Ecco, dicono che Milano imita Mantova. Non so, di Mantova ho sentito dire, non ci sono mai andata, sono stata a Torino e Belgioioso.  Mantova certo ha il vantaggio di essere più raccolta, rispetto Milano, però non mi sento di giudicarla, questa manifestazione, che è solo all’inizio, e mi sembra, come esordio, già abbastanza ricco: è alla fine, che si tirano le somme, e  su queste si elaboreranno nuove idee.

SGRUNT

Da quando ho cambiato la borsa non trovo più le penne, mi servo dal portamatite sul tavolo dell’amministratore. Anzi, portapenne, ho preso una Bic nera.
E’ il momento delle deleghe, ravano di nuovo nella borsa, estraggo la mail stampata. Più che una delega,  è una direttiva, se non fossi d’accordo col delegante posso votare per me in un modo e per lui in un altro? E’ come un’astensione, però, +1-1=zero.
Lei, è ancora accompagnata dalla madre, cui dà la delega, e presenziano in due: proprio non la imparano, che anche in due ha diritto di parlare una sola, che non è una per volta, come  è comunque educazione. Deve parlare solo la delegata, mica caricarsi a vicenda, con sorrisetti tesi di reciproca approvazione, dai, vai, sì così, e aggredire gli agnellini condominiali presenti.
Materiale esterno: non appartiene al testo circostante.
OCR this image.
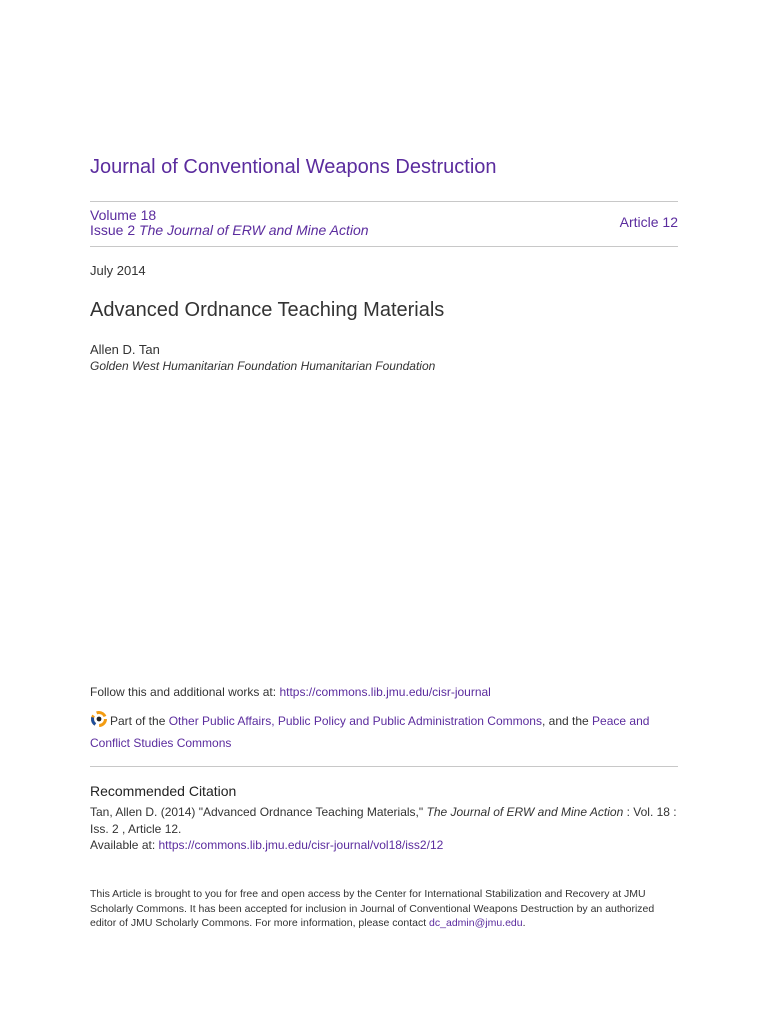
Journal of Conventional Weapons Destruction
Volume 18
Issue 2 The Journal of ERW and Mine Action	Article 12
July 2014
Advanced Ordnance Teaching Materials
Allen D. Tan
Golden West Humanitarian Foundation Humanitarian Foundation
Follow this and additional works at: https://commons.lib.jmu.edu/cisr-journal
Part of the Other Public Affairs, Public Policy and Public Administration Commons, and the Peace and Conflict Studies Commons
Recommended Citation
Tan, Allen D. (2014) "Advanced Ordnance Teaching Materials," The Journal of ERW and Mine Action : Vol. 18 : Iss. 2 , Article 12.
Available at: https://commons.lib.jmu.edu/cisr-journal/vol18/iss2/12
This Article is brought to you for free and open access by the Center for International Stabilization and Recovery at JMU Scholarly Commons. It has been accepted for inclusion in Journal of Conventional Weapons Destruction by an authorized editor of JMU Scholarly Commons. For more information, please contact dc_admin@jmu.edu.
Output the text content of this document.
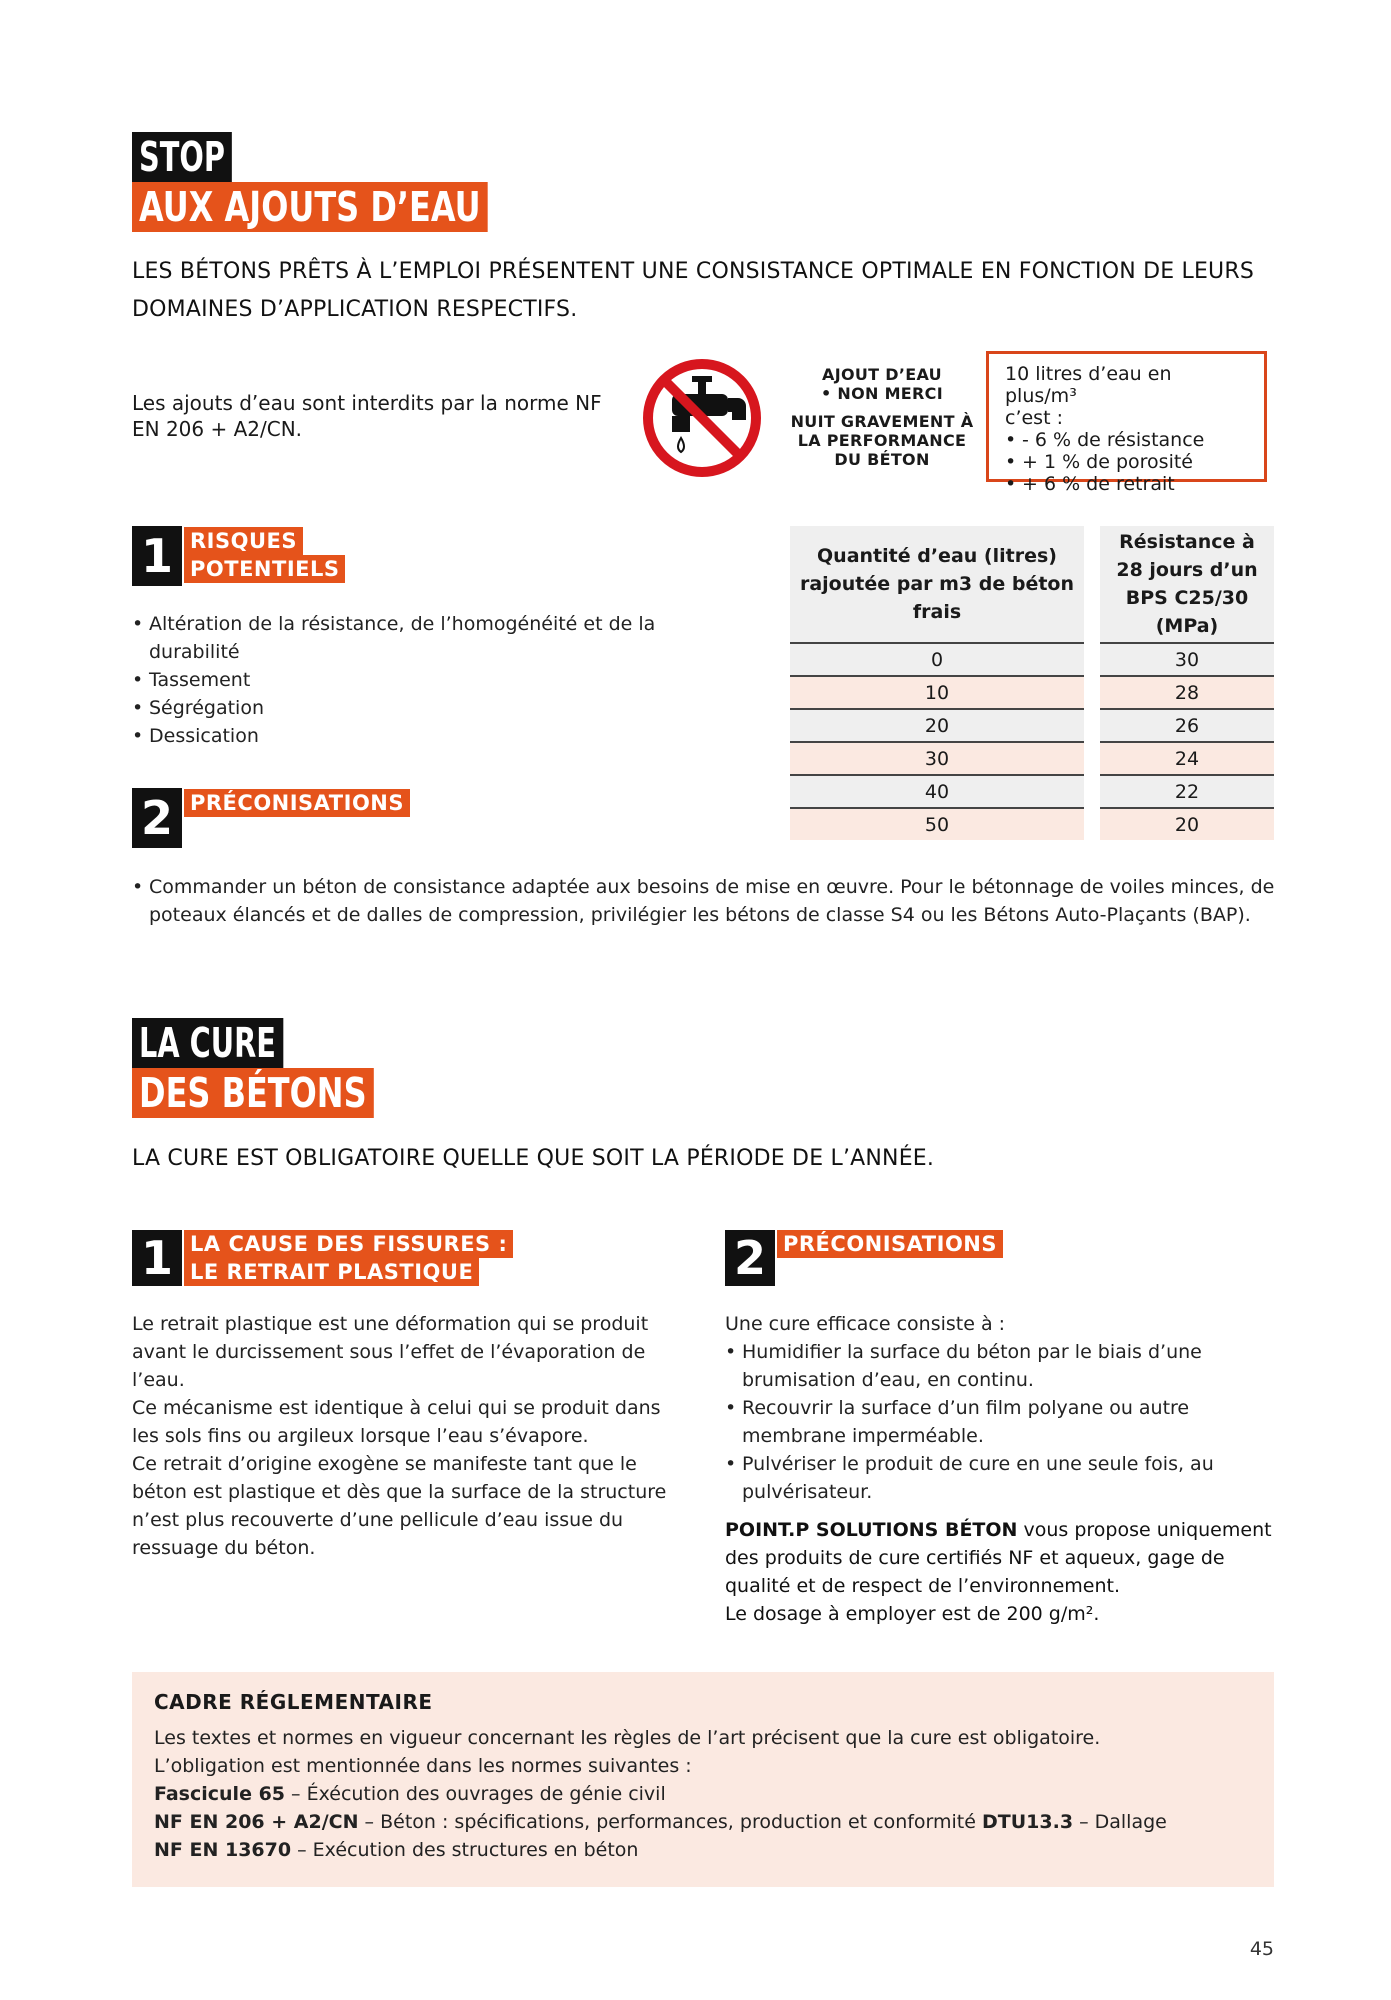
STOP
AUX AJOUTS D’EAU
LES BÉTONS PRÊTS À L’EMPLOI PRÉSENTENT UNE CONSISTANCE OPTIMALE EN FONCTION DE LEURS DOMAINES D’APPLICATION RESPECTIFS.
Les ajouts d’eau sont interdits par la norme NF EN 206 + A2/CN.
AJOUT D’EAU
• NON MERCI
NUIT GRAVEMENT À
LA PERFORMANCE
DU BÉTON
10 litres d’eau en plus/m³
c’est :
• - 6 % de résistance
• + 1 % de porosité
• + 6 % de retrait
1 RISQUES
POTENTIELS
• Altération de la résistance, de l’homogénéité et de la durabilité
• Tassement
• Ségrégation
• Dessication
2 PRÉCONISATIONS
• Commander un béton de consistance adaptée aux besoins de mise en œuvre. Pour le bétonnage de voiles minces, de poteaux élancés et de dalles de compression, privilégier les bétons de classe S4 ou les Bétons Auto-Plaçants (BAP).
Quantité d’eau (litres) rajoutée par m3 de béton frais		Résistance à 28 jours d’un BPS C25/30 (MPa)
0		30
10		28
20		26
30		24
40		22
50		20
LA CURE
DES BÉTONS
LA CURE EST OBLIGATOIRE QUELLE QUE SOIT LA PÉRIODE DE L’ANNÉE.
1 LA CAUSE DES FISSURES :
LE RETRAIT PLASTIQUE
Le retrait plastique est une déformation qui se produit avant le durcissement sous l’effet de l’évaporation de l’eau.
Ce mécanisme est identique à celui qui se produit dans les sols fins ou argileux lorsque l’eau s’évapore.
Ce retrait d’origine exogène se manifeste tant que le béton est plastique et dès que la surface de la structure n’est plus recouverte d’une pellicule d’eau issue du ressuage du béton.
2 PRÉCONISATIONS
Une cure efficace consiste à :
• Humidifier la surface du béton par le biais d’une brumisation d’eau, en continu.
• Recouvrir la surface d’un film polyane ou autre membrane imperméable.
• Pulvériser le produit de cure en une seule fois, au pulvérisateur.
POINT.P SOLUTIONS BÉTON vous propose uniquement des produits de cure certifiés NF et aqueux, gage de qualité et de respect de l’environnement.
Le dosage à employer est de 200 g/m².
CADRE RÉGLEMENTAIRE
Les textes et normes en vigueur concernant les règles de l’art précisent que la cure est obligatoire.
L’obligation est mentionnée dans les normes suivantes :
Fascicule 65 – Éxécution des ouvrages de génie civil
NF EN 206 + A2/CN – Béton : spécifications, performances, production et conformité DTU13.3 – Dallage
NF EN 13670 – Exécution des structures en béton
45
Il discorso sulle fogne è spettacolare, se ne parla per quasi un’ora senza che nessuno pronunci mai il sostantivo di Cambronne, cenni, smorfie, nasi arricciati, sottintesi, ma la parola no, non si può. Allora non la metto neanche qui, è un blog rispettabile, perdinci.
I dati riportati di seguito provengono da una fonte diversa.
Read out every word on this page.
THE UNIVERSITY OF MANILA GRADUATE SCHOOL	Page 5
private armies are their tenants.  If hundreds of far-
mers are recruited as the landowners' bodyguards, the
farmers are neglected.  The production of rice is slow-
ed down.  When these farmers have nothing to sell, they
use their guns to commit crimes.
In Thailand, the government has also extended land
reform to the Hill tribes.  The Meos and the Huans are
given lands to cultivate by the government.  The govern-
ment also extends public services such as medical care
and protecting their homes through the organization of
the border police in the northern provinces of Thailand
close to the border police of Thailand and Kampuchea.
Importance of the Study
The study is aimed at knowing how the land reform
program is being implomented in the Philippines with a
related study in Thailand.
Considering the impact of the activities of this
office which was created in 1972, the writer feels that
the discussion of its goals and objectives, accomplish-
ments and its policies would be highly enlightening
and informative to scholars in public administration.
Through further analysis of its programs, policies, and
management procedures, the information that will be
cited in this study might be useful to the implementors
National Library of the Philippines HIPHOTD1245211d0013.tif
Dunque il rifacimento delle fogne sono nel menù per € 25000,00 e nessuno ha più sentito nessun odore, tranne Lei. Lei non si capacita, chiamiamo l’Asl, agli altri l’idea della full immersion in casini inenarrabili fa accapponare la pelle. “Per favore, metta nel verbale che io ho chiesto l’intervento dell’ASL” dice in tono imperiosamente tranquillo “che poi vi concio per le feste alla prima occasione” sicuramente è il retropensiero. Ci si accorda su una videoispezione per verificare che non ci siano incrinature, prima di fare il lavoro che magari non serve. Io, il film della videoispezione, penso che non lo voglio vedere molto.
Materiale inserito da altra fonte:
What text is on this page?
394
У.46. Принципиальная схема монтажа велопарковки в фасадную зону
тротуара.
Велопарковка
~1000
La questione del tetto di Lei, del suo nostro corpo interno, è cosa breve, già  il serpente aveva sibilato minacce all’assemblea prima, “mi rivolgerò al giudice conciliatore” pedante e pignola anche nelle minacce, che dovrebbero sgorgare spontanee… Vi farò causa brutti imbecilli, ecco, una cosa così è ammissibile, ma Lei no, che poi Lei ride, ride uguale quando si incavola e quando ride davvero, isterica. Lei avrà il suo tetto rifatto perchè pericoloso,  pagato da tutti come da cavolosa norma di regolamento contrattuale, e nessuno si prende la responsabilità di dire no, che se poi rimanesse davvero sepolta sotto la neve, hai voglia. E allora avrà anche la  sua cappottina alla parete fredda del corpo interno, perchè il ponteggio.
Gli edili dei lavori condominiali debbono ringraziare il dio ponteggio.  Perchè se c’è bisogno del ponteggio, allora si debbono fare tutti i lavori prevedibili per i prossimi 50 anni, indebitandosi per i successivi 100, conviene, per non pagare due volte il ponteggio.
Lei è contenta, potrà essere perfettina, perchè il tetto nostro e la nostra cappottina costano, e allora rimandiamo, rimandiamo alla videoispezione, semmai se non si fanno le fogne si fa almeno la cappottina. Lei non ci capisce, se una cosa va fatta si fa. Lei non ha figli, Lei è seguita passo passo dalla mamma anche se vive da sola, a Lei non so se hanno tagliato lo stipendio, noi ci teniamo le macchie di umido, la parete fredda ancora per un po’.
Cioè, io rinuncio alla casa al lago, per pagare intanto il tetto suo.

domenica

Mezza pagnotta di grano duro, mezzo salame, una busta di mortadella, una banana, una mela in un sacchetto dell’Esselunga.  Le chiavi della casa là.  Il cane, il guinzaglio, si può andare. Non ho più la stessa abnegazione. Forse l’abnegazione non può essere di diversi tipi, la stessa o diversa:  o c’è o non c’è. Ecco, non c’è più l’abnegazione di un tempo, e ora non sono abnegata per niente.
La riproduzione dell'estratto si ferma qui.